I also told you about our concerns over Jessica. Her blindness doesn’t seem to be bothering her at all. We got some advice from those who rescued the hens and they believe that Jessica’s bulge is nothing to worry about and is well within the normal range for ex-batt hens. It comes from intensive egg laying. That’s a huge relief, especially as 5-year-old PK has adopted Jessica as his own.
So this week, all four have left the run to explore the great outdoors. However, they haven’t made great adventurers, having chosen not to leave the yard all week and steadfastly ignoring the garden/meadow that awaits them. They have managed to take themselves back to the run and put themselves to bed each evening though.
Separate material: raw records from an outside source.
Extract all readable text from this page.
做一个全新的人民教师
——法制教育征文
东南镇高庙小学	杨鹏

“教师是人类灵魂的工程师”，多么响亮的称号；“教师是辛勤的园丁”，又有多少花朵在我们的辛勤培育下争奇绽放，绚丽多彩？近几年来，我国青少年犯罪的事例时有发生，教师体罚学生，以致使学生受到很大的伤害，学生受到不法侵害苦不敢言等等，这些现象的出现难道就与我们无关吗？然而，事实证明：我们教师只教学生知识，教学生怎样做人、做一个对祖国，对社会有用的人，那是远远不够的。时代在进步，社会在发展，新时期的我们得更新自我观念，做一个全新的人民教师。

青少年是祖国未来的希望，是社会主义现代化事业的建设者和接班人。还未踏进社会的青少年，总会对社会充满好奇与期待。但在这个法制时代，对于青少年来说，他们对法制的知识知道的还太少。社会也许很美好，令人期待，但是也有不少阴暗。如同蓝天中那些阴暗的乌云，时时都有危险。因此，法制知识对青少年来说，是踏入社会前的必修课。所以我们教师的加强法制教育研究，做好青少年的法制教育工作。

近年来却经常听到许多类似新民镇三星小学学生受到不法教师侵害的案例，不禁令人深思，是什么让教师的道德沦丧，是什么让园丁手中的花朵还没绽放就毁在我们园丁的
They’ve also started to lay more frequency and we now think all four are laying. There has been the odd issue with shell quality – some leathery, some thin, some completely soft, most absolutely fine. A number of things can cause these shell issues, such as stress, poor diet, coming to the end of their laying life, just coming into lay. None of our girls should be at the end of their laying ability, and they’re not new to laying, so I imagine the issues are down to the poor conditions they lived in and the stress of being moved from there to their new home, via a stop at collection points. The shell issues seem to be decreasing, so hopefully their new life is improving the quality of their shells.
Today, we couldn’t wait any longer and this morning, when we let opened the run, we picked them up and put them on the grass. And they haven’t come off it since. They are pottering around looking very busy and important. They’ve got a tough schedule of exploring new textures, eating new things, exploring all the space – and that’s before they’ve worked out that they can dig for worms and sunbathe and give themselves a dust bath.
I couldn’t get close up photos of each of them today, because they were too busy to stop for a photo shoot but I did get some lovely pics of them in the meadow. And you can see how well they are looking now – feathers regrowing, better condition feathers, and their combs! Their combs are so much brighter than last week and are standing upright now. Even Amy, who barely has a comb but wasn’t showing much improvement in colour, has a healthy looking comb now.